Canderous prompted HK for further detail with a grunt as he hooked up the new accelerator cable. HK activated his vocabulator. "Proud statement: Master had a fancy for dirty ditties. Some were rather good, by meatbag standards."
Canderous and Mission cracked up.
"You don't remember any of her dirty ditties, do you?" Mission asked hopefully. Carth left the garage when HK began a full scale recital.
Notice Me
"Bastila, are you busy?" Carth ran a hand through his hair nervously. There was something about the woman, so capable and so valiant. She didn't need anyone to hold her. Bastila could hold her own. In that self-reliant and viciously independent way, she reminded Carth of his late wife.

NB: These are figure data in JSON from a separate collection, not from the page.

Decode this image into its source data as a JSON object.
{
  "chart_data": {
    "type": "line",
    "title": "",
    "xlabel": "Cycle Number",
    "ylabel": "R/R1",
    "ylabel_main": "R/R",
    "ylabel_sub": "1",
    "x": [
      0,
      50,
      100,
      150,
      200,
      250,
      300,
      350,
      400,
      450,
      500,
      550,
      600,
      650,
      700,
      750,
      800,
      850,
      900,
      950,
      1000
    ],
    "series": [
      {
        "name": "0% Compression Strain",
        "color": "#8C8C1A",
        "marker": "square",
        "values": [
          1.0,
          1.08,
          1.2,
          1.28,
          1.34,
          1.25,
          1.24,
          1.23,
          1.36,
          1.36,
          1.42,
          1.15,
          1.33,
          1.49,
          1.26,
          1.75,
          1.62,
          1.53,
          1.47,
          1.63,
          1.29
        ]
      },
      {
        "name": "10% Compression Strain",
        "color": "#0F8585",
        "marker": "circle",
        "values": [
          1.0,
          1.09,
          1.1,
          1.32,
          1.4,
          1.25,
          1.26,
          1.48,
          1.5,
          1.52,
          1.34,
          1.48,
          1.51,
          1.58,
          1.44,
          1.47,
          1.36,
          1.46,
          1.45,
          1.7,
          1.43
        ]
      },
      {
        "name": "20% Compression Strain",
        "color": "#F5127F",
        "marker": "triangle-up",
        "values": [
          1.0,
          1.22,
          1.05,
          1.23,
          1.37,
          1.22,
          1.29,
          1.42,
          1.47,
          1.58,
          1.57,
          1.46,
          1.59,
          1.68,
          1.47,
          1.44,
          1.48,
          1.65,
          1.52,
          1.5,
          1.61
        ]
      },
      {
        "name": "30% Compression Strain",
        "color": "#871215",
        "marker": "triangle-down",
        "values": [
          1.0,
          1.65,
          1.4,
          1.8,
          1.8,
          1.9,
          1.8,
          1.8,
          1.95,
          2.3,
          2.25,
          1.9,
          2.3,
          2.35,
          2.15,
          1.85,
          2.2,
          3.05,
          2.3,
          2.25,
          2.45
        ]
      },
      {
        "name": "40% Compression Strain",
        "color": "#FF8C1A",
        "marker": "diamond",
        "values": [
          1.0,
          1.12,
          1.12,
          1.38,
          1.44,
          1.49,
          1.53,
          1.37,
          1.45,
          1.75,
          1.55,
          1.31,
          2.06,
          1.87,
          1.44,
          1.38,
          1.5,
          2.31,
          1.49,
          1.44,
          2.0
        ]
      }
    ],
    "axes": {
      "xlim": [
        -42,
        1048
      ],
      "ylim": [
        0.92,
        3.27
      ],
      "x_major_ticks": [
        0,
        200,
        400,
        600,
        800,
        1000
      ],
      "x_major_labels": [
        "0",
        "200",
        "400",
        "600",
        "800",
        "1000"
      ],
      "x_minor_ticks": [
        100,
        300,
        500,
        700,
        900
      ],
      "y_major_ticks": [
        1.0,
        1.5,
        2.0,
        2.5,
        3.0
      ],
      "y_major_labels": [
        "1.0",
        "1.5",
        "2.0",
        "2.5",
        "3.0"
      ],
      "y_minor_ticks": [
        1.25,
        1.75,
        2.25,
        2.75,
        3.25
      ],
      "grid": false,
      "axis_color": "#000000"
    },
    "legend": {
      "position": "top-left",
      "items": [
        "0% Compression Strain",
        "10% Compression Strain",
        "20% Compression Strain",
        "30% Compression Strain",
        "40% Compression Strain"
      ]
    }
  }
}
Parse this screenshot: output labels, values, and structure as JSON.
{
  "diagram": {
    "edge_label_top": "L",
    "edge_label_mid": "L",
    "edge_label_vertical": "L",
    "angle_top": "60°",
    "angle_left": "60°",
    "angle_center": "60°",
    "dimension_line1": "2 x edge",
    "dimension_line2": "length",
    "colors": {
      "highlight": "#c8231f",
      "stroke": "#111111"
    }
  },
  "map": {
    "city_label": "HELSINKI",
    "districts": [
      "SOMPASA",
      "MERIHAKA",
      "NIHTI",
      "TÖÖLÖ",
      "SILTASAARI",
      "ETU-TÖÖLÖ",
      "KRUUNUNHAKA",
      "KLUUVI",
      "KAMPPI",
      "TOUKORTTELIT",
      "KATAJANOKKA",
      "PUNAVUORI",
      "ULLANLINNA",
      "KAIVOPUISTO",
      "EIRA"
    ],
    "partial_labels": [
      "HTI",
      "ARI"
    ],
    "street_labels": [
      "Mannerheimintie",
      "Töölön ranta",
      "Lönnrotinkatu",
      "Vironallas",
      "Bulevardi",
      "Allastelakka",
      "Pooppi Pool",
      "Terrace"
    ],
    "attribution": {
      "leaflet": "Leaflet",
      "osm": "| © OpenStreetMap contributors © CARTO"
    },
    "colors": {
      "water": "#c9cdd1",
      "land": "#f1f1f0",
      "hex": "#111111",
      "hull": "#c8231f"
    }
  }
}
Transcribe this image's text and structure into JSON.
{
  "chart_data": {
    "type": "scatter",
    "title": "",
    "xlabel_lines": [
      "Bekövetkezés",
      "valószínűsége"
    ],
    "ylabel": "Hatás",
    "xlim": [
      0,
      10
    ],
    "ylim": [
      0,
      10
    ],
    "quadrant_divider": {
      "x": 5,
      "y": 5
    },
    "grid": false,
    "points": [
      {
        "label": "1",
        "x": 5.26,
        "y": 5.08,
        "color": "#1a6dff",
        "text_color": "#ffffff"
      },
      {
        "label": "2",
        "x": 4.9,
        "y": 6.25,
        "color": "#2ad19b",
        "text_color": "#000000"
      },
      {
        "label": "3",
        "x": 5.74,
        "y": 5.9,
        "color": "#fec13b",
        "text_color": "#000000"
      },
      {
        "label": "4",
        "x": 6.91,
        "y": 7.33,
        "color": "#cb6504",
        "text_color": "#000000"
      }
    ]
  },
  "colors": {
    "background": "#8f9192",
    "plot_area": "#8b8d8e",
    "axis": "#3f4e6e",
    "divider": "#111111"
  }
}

Bastila frowned, "I am always busy Carth. What is this about?"
Carth steeled himself. Ok Onasi, all systems go ready for anything. "Well I… uh, I wanted to talk about the other night, on Kashyyyk."
"Carth, as I said, I am very busy, if you have an important matter to discuss with me, let me know." Bastila resumed her meditation coolly. Carth trounced out of the cargo hold. Busy my ass. Look at her sitting there, on her spoilt royal rump; she's probably just thinking up fancy ways to tie her hair. After a moment he remembered the Mandalorians suggestion, and went on a wookiee hunt.
"Zaalbar? I need to know where Bastila sleeps."
(Why, Carth?) Zaalbar set the makings of a sonic grenade aside carefully. It wasn't the kind of job you leave half done, but he rationalized that if Carth wanted him for something, it must be vital to the Jedi's and therefore Pol's mission.
"Well, I want to play a joke on her and I don't want to get the wrong bed. You can sniff it out, right?"
(Yes, I can.) But you will have to wait, I'm busy! Zaalbar growled in irritation resumed the completion of the grenade. Carth nodded awkwardly and watched him work. (If you're going to hover the whole time, you can help.)
Some time later, the conspirators snuck into the women's bunkroom unnoticed. Zaalbar hardly qualified as the galaxy's quietest Wookiee, but the rest of the crew were preoccupied. Assiduous preparations were being made for their search and rescue mission out into the deep Dune Sea.
Carth looked at the beds; two hadn't been slept in at all, so they were discounted right away. Zaalbar sniffed the pillows. (This is Mission, it smells like 'Hinkler's Yummy' Gum. This is Juhani's, it has sweet fur. This is Bastila's.) He prodded the bunk with a hairy paw and groaned softly. (What are you going to do? It is not my intent to upset Pol.)
"This won't upset Pol. In fact, I can promise you she'll love it. Ah… um, alright. It's something Canderous said about getting Bastila's attention. What have I sunk to, asking a Wookiee and a Mandalorian for advice?"
(You ask because both the Mandalorian and I have better prospects than you.) Zaalbar guffawed.
"Well, now there is an embarrassing truth. He said if I made her mad, she might notice me more… Do you still have those dead gizka?" The pilot asked sheepishly.
Zaalbar roared with laughter. (Carth, do not be a fool. Canderous said make her mad, not furious.)
"Ok… then can you help me pick out a lively one?" The pilot looked several decades younger than his actual age at that moment in time. He went from 36 to 6 in three seconds flat.
(I would love to.) Zaalbar let out a woofle of amusement.